Despite all this, front offices will almost certainly be wowed by more athletic defensive ends like Barkevious Mingo by the time the draft occurs, and this could mean that Montgomery falls into the early teens, where the Lions are likely to be lurking.
He would be a perfect upgrade for Kyle Vanden Bosch in their wide nine scheme. His ability to play the run would be welcome on a defense where none of the ends on the roster can be forces in that facet of the game.
This may seem a bit high for Vacarro, but he is a player who will likely see a meteoric draft rise much like Mark Barron's due to his versatile and safe game at safety.
While this could possibly push him out of the range of the Lions draft pick, if he falls to them he would be a great addition who could form a lethal back end duo with Louis Delmas.
Vaccaro stands 6'1" and weighs 218 lbs, but it is his cornerback-like movement skills that really make him a special prospect. While Vaccaro has the skills to play the run in the box and cover the deep half with ease, his performance against slot wide receivers this season is what is making GMs salivate.
He dominated his matchups with the lethal Tavon Austin and Ryan Broyles last season, and his agility, speed and technique should let him continue to do this as a professional.
This skill should also extend to receiving tight ends.
Vaccaro should not be mistaken for a cornerback playing safety, though. His frame is well-built for playing the run, and although he does try to knock guys out too much rather than wrapping up, he more than does his role against the run.
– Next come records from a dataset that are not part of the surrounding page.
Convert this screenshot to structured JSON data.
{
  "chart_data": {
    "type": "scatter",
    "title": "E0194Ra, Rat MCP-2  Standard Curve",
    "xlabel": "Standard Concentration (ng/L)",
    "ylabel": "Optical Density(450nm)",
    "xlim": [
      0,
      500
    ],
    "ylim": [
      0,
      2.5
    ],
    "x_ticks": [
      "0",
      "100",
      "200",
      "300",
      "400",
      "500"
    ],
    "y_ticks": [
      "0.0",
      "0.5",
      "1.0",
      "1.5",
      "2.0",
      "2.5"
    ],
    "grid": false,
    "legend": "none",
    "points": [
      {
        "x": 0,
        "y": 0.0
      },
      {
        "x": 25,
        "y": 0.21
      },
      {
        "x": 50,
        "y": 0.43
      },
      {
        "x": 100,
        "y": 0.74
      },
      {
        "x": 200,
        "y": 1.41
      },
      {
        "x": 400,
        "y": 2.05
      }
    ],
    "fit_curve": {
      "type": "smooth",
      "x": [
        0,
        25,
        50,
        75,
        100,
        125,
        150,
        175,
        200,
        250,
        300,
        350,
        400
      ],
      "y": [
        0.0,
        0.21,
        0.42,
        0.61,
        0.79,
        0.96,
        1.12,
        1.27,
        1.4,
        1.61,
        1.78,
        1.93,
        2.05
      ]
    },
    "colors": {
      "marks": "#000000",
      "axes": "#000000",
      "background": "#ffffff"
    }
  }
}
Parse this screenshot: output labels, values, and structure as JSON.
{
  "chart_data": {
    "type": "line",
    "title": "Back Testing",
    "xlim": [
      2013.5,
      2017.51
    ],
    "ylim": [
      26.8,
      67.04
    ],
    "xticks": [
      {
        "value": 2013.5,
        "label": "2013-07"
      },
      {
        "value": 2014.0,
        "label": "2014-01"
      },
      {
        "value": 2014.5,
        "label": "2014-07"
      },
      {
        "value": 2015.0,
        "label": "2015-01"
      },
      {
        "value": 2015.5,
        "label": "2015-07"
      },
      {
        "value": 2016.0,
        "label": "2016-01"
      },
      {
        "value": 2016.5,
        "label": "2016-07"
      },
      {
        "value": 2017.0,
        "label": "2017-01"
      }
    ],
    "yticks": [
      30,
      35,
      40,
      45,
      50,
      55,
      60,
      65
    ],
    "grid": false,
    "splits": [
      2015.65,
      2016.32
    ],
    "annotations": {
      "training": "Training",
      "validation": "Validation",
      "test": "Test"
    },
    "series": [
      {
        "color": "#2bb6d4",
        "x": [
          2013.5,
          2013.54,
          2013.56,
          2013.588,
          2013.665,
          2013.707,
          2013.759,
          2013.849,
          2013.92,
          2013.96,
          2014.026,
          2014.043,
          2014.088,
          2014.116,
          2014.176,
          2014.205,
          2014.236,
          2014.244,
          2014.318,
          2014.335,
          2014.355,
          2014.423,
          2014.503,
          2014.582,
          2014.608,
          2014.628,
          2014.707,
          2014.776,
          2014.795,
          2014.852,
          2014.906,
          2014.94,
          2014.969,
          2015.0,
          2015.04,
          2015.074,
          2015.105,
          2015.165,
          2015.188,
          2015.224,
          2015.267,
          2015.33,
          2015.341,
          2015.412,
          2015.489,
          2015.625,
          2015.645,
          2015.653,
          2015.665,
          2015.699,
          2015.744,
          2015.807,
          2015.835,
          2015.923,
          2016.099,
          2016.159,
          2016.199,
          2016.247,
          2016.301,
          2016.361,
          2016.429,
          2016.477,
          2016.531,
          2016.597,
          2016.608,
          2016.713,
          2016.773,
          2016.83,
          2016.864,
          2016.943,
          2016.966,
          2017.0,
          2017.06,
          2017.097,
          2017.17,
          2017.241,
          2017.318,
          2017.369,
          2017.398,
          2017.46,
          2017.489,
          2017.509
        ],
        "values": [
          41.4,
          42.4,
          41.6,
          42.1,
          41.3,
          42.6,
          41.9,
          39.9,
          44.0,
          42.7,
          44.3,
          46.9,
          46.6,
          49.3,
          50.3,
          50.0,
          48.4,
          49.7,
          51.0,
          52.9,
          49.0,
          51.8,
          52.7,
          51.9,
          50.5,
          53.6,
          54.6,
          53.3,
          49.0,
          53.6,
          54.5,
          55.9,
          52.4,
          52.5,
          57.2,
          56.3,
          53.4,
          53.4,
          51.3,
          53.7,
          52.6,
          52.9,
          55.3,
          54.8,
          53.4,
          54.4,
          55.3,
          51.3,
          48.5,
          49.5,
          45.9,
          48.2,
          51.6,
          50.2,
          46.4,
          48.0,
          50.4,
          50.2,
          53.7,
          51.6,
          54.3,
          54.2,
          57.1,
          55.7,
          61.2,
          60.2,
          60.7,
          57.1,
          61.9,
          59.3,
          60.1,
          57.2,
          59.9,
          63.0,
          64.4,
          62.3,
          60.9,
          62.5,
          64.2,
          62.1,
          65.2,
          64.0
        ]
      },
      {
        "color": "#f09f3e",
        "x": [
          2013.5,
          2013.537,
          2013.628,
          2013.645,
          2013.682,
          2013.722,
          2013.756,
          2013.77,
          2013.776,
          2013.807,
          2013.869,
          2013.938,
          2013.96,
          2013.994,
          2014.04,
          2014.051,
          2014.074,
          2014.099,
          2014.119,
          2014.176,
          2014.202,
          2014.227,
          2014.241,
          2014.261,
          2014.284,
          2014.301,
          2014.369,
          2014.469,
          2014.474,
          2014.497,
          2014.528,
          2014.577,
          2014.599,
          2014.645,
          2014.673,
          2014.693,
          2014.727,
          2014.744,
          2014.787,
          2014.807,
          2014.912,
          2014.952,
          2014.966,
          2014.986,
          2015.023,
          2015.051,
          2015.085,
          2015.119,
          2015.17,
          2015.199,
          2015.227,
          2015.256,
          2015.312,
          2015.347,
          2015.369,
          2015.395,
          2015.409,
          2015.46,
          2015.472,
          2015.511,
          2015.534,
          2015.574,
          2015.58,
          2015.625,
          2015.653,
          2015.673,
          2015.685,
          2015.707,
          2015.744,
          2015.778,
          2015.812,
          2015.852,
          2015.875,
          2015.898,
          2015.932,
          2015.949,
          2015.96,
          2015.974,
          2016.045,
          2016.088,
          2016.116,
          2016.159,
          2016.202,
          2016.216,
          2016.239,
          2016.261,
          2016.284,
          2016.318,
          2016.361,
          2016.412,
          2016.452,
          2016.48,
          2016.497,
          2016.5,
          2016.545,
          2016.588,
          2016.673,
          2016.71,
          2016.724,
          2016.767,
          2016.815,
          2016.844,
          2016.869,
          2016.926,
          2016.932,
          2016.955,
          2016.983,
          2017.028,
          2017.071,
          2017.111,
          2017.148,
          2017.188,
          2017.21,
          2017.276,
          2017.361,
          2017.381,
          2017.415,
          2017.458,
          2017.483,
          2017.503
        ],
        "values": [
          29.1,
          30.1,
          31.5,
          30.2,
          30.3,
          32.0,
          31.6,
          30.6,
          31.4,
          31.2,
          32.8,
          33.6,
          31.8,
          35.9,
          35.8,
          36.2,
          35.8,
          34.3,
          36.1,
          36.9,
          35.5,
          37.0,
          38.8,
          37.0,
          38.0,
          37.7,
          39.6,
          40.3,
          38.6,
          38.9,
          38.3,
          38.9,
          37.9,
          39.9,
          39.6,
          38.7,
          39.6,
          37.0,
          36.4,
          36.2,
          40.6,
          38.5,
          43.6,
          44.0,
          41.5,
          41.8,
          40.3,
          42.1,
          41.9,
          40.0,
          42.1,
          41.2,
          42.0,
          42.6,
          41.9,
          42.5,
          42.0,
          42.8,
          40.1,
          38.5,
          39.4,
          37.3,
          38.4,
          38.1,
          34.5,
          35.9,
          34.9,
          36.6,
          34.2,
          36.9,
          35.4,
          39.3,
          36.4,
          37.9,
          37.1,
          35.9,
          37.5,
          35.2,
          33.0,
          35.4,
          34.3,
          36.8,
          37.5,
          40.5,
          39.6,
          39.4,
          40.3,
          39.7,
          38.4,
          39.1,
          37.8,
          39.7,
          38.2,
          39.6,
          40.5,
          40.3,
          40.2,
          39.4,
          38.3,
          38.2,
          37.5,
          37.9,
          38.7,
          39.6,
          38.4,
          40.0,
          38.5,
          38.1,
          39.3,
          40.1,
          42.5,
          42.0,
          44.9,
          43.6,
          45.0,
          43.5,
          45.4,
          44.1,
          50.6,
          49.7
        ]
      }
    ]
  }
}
He is also a good zone cover safety who can make plays when playing the zone and with the range to play cover one.
As any Lions fan is well aware of, the Lions need to improve their secondary, and while cornerback is a more pressing need, Vaccaro would give the Lions defense an element that very few teams have, and that would help minimize the impact that athletic mismatch tight ends and slot receivers can have against a base defense.